The association between ABCA1 polymorphism and body mass index in T2D patients was also assessed. BMI is a value derived from the weight and height of an individual. The normal range is between 18.5 - 25 (29). A BMI difference was observed between the patient and control groups (P < 0.0001), also the BMI was statistical difference between the genotypes of the two SNPs. This parameter showed a significant difference in the rs2230806 polymorphism between the AA genotype and AG + GG genotypes in the T2D group (P < 0.0001). The BMI in the controls also differed between genotype AA and genotype AG + GG for either rs4149313 or rs2230806 (P = 0.034 and P = 0.082, respectively). Haghvirdizadeh investigated the ABCA1 rs2230806 polymorphism in a Malaysian population and found that this SNP differed significantly between patients with T2D and the controls in terms of BMI (30). In another study, Flores-Dorantes showed a significant difference between the R230C gene variant of ABCA1and BMI (31). Lu et al., who examined a Han Chinese population in Taiwan, found that the BMI of persons with T2D and the rs2230806 polymorphism differed significantly from those who had different genotypes (32).

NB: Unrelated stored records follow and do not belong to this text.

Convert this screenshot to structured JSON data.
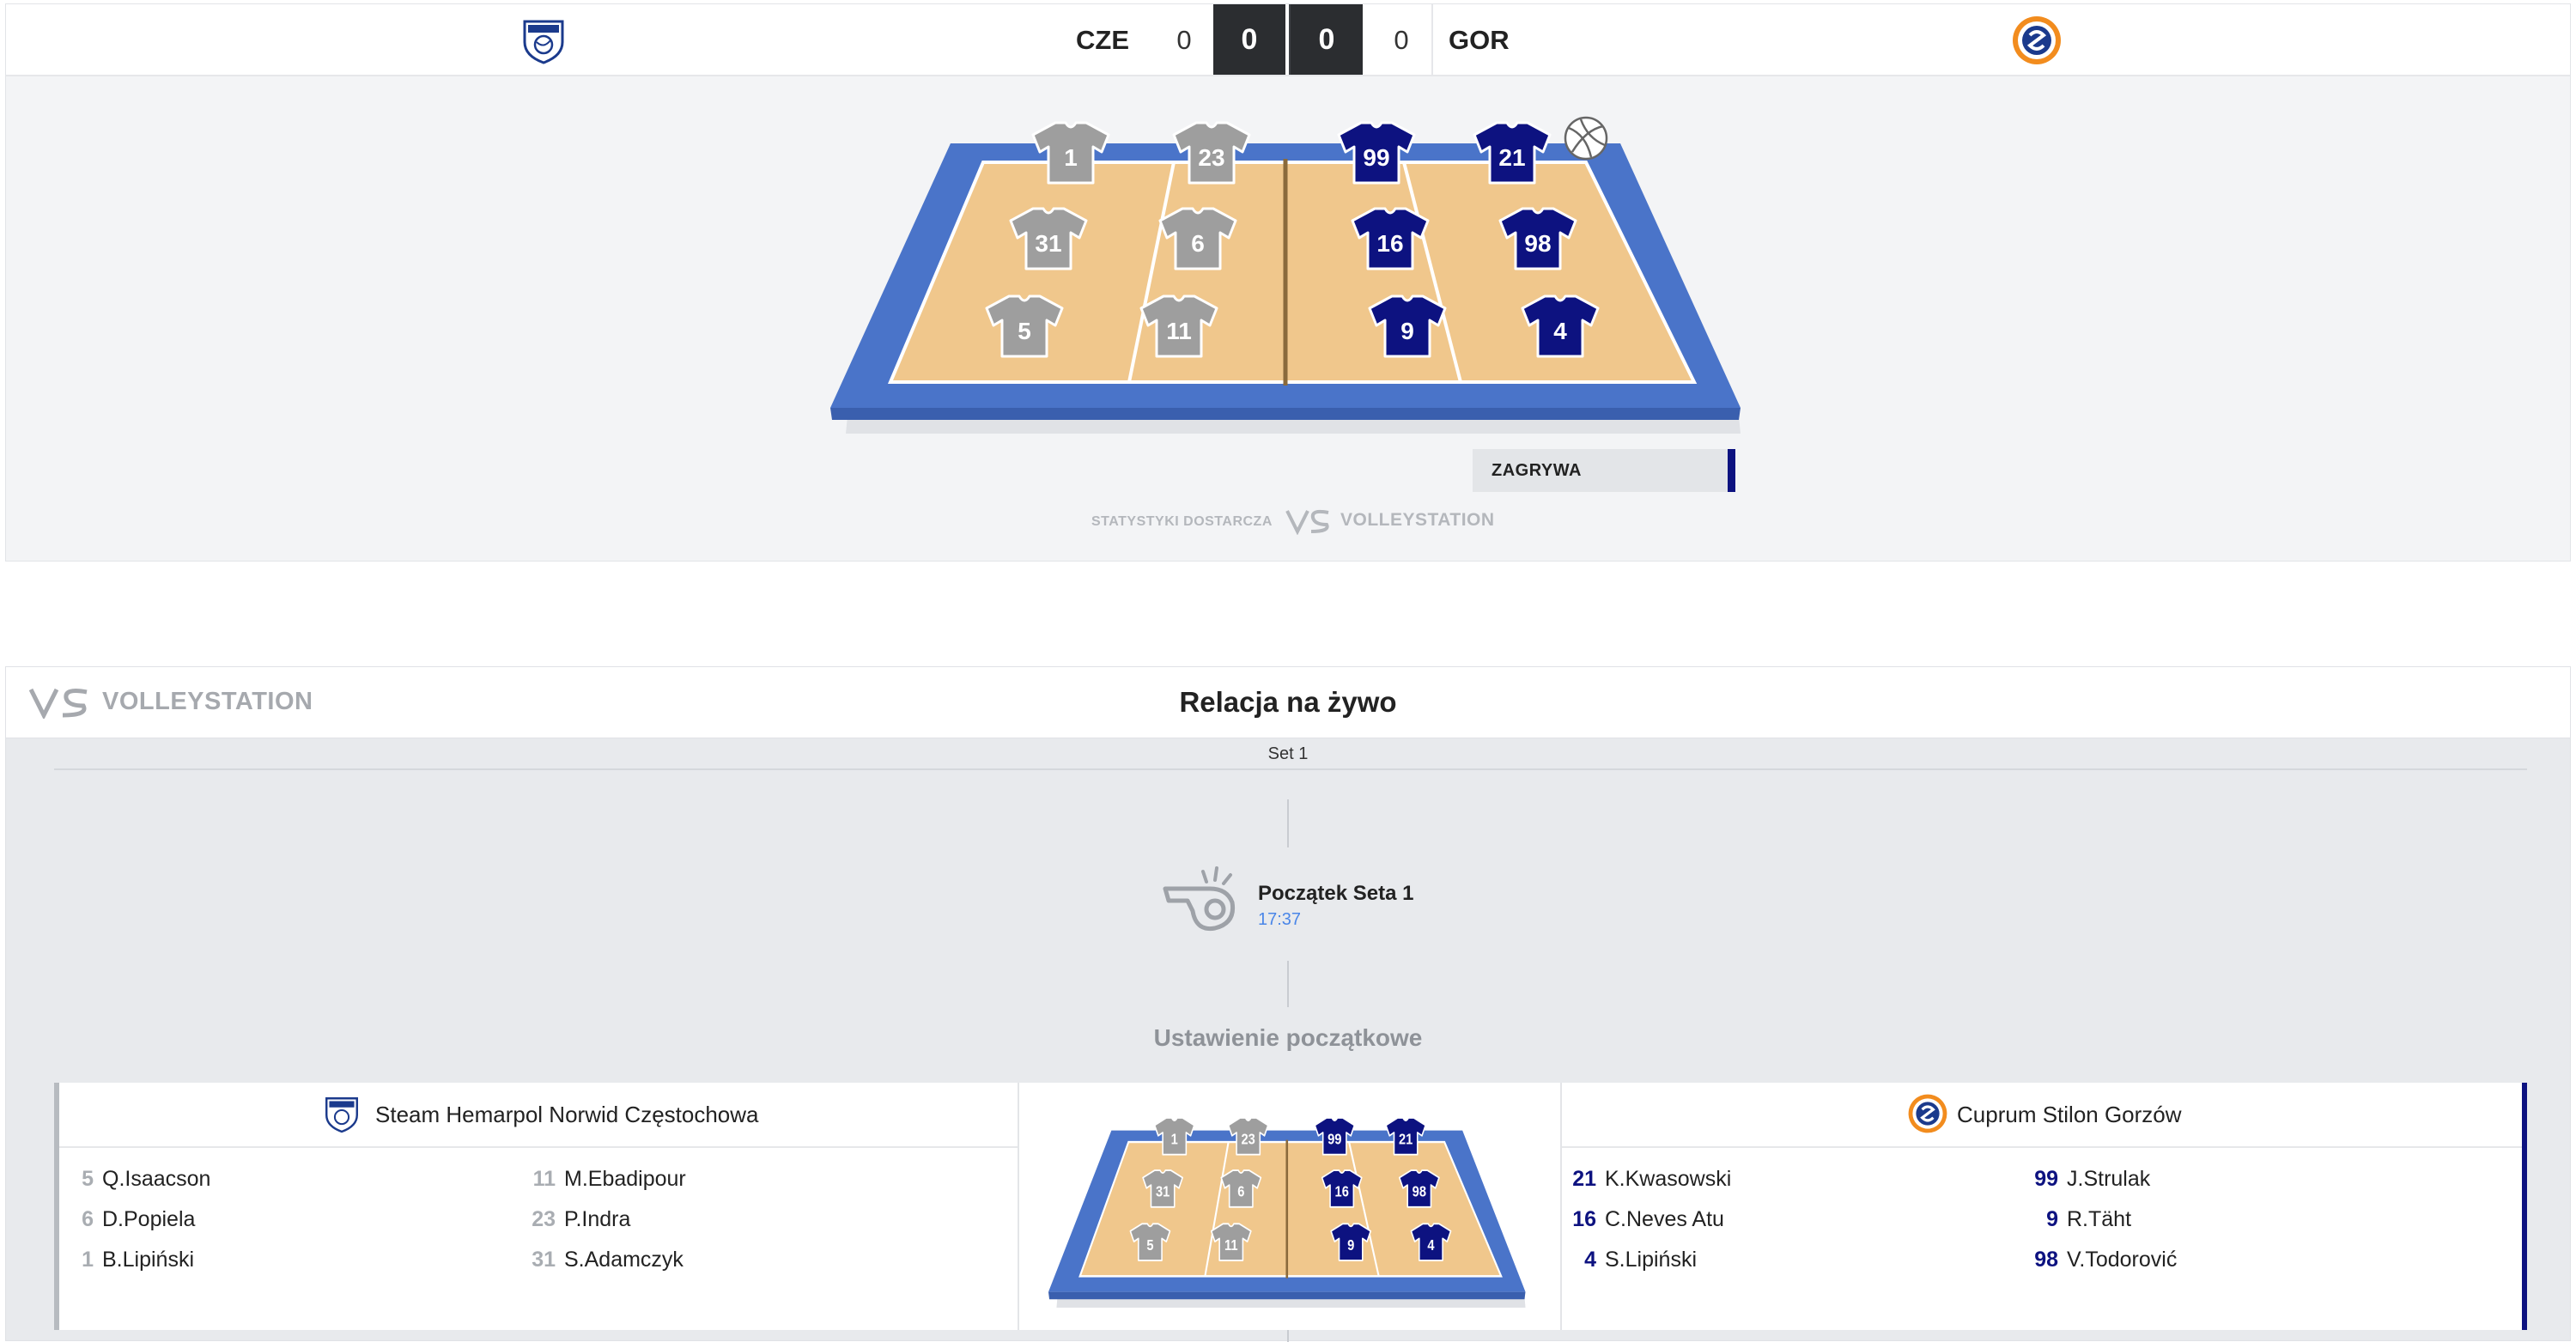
{
  "colors": {
    "home_jersey": "#9e9e9e",
    "away_jersey": "#0d1280",
    "court_floor": "#f0c78c",
    "court_outer": "#4a74c9",
    "accent_away": "#0d1280",
    "time_blue": "#4a86e8"
  },
  "scoreboard": {
    "home_code": "CZE",
    "away_code": "GOR",
    "home_sets": "0",
    "away_sets": "0",
    "home_points": "0",
    "away_points": "0",
    "home_logo": "norwid-shield-logo",
    "away_logo": "cuprum-round-logo"
  },
  "court": {
    "home_players": [
      "1",
      "23",
      "31",
      "6",
      "5",
      "11"
    ],
    "away_players": [
      "99",
      "21",
      "16",
      "98",
      "9",
      "4"
    ],
    "serving_team": "away",
    "ball_icon": "volleyball-icon"
  },
  "serve": {
    "label": "ZAGRYWA"
  },
  "credit": {
    "label": "STATYSTYKI DOSTARCZA",
    "brand": "VOLLEYSTATION"
  },
  "live": {
    "brand": "VOLLEYSTATION",
    "title": "Relacja na żywo",
    "set_label": "Set 1",
    "event": {
      "icon": "whistle-icon",
      "title": "Początek Seta 1",
      "time": "17:37"
    },
    "lineup_title": "Ustawienie początkowe"
  },
  "lineup": {
    "home": {
      "name": "Steam Hemarpol Norwid Częstochowa",
      "players": [
        {
          "num": "5",
          "name": "Q.Isaacson"
        },
        {
          "num": "11",
          "name": "M.Ebadipour"
        },
        {
          "num": "6",
          "name": "D.Popiela"
        },
        {
          "num": "23",
          "name": "P.Indra"
        },
        {
          "num": "1",
          "name": "B.Lipiński"
        },
        {
          "num": "31",
          "name": "S.Adamczyk"
        }
      ]
    },
    "away": {
      "name": "Cuprum Stilon Gorzów",
      "players": [
        {
          "num": "21",
          "name": "K.Kwasowski"
        },
        {
          "num": "99",
          "name": "J.Strulak"
        },
        {
          "num": "16",
          "name": "C.Neves Atu"
        },
        {
          "num": "9",
          "name": "R.Täht"
        },
        {
          "num": "4",
          "name": "S.Lipiński"
        },
        {
          "num": "98",
          "name": "V.Todorović"
        }
      ]
    }
  }
}
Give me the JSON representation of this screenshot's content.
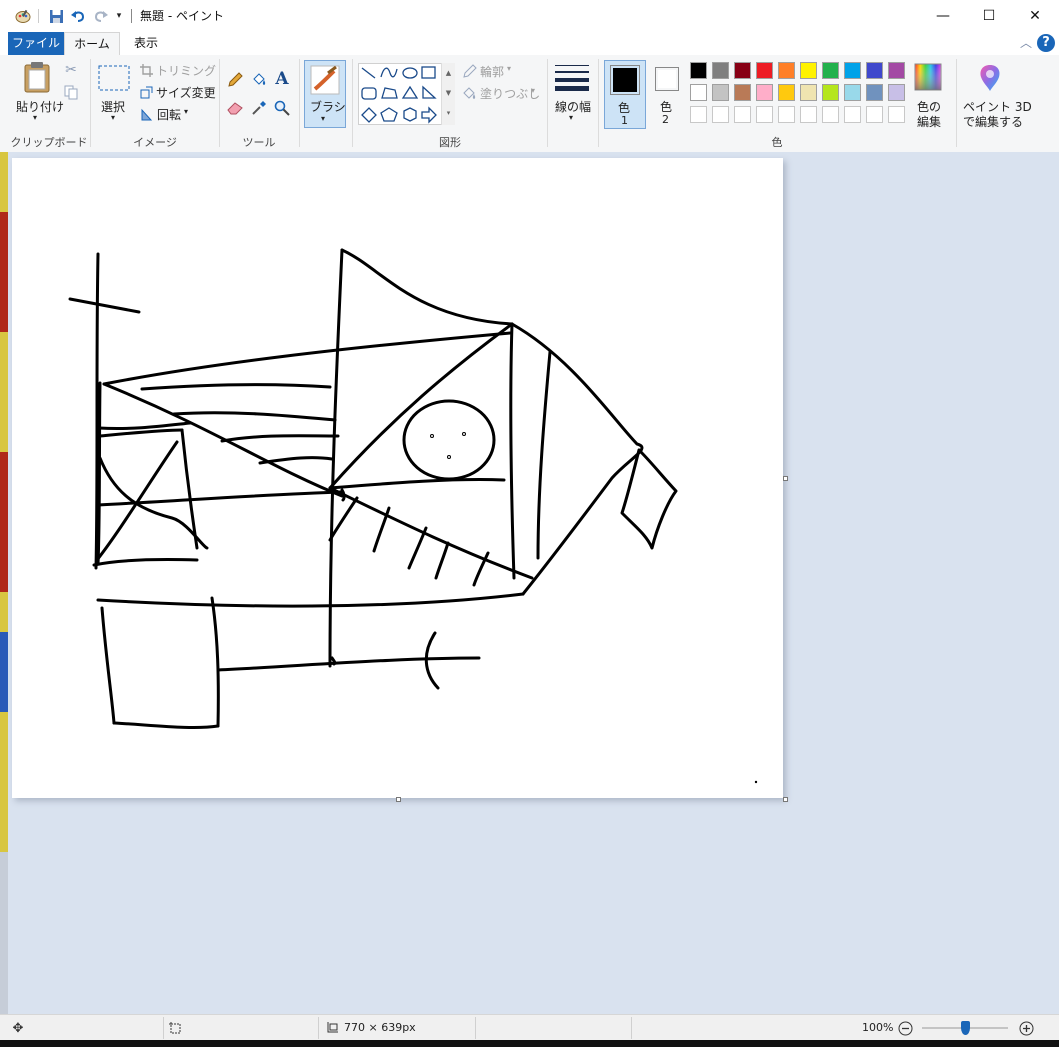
{
  "window": {
    "title": "無題 - ペイント",
    "minimize_glyph": "—",
    "maximize_glyph": "☐",
    "close_glyph": "✕"
  },
  "tabs": {
    "file": "ファイル",
    "home": "ホーム",
    "view": "表示",
    "help": "?"
  },
  "clipboard": {
    "paste": "貼り付け",
    "label": "クリップボード"
  },
  "image": {
    "select": "選択",
    "crop": "トリミング",
    "resize": "サイズ変更",
    "rotate": "回転",
    "label": "イメージ"
  },
  "tools": {
    "label": "ツール",
    "text_glyph": "A"
  },
  "brushes": {
    "label": "ブラシ"
  },
  "shapes": {
    "outline": "輪郭",
    "fill": "塗りつぶし",
    "label": "図形"
  },
  "size": {
    "label": "線の幅"
  },
  "colors": {
    "color1_label": "色",
    "color1_num": "1",
    "color2_label": "色",
    "color2_num": "2",
    "edit_line1": "色の",
    "edit_line2": "編集",
    "paint3d_line1": "ペイント 3D",
    "paint3d_line2": "で編集する",
    "label": "色",
    "color1": "#000000",
    "color2": "#ffffff",
    "palette_row1": [
      "#000000",
      "#7f7f7f",
      "#880015",
      "#ed1c24",
      "#ff7f27",
      "#fff200",
      "#22b14c",
      "#00a2e8",
      "#3f48cc",
      "#a349a4"
    ],
    "palette_row2": [
      "#ffffff",
      "#c3c3c3",
      "#b97a57",
      "#ffaec9",
      "#ffc90e",
      "#efe4b0",
      "#b5e61d",
      "#99d9ea",
      "#7092be",
      "#c8bfe7"
    ],
    "palette_row3": [
      "#ffffff",
      "#ffffff",
      "#ffffff",
      "#ffffff",
      "#ffffff",
      "#ffffff",
      "#ffffff",
      "#ffffff",
      "#ffffff",
      "#ffffff"
    ]
  },
  "statusbar": {
    "canvas_size": "770 × 639px",
    "zoom": "100%",
    "zoom_level_percent": 100
  }
}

The explanation for the observed deviation from HWE is not clear in the present population; it may have arisen for several reasons, such as small sample size, migration, or the consanguineous marriages common in this part of the country (Southeastern Iran, Zahedan).
In conclusion, the G allele of rs4149313 of the ABCA1 gene was associated with T2D as a risk factor in the study population from Southeastern Iran. This association may be due to the role of ABCA1 in exporting lipids from cells and its suppressant role in the inflammation response associated with T2D, as in other inflammatory diseases, and to the alteration of lipid metabolism. Further investigations with larger samples are required to confirm this association.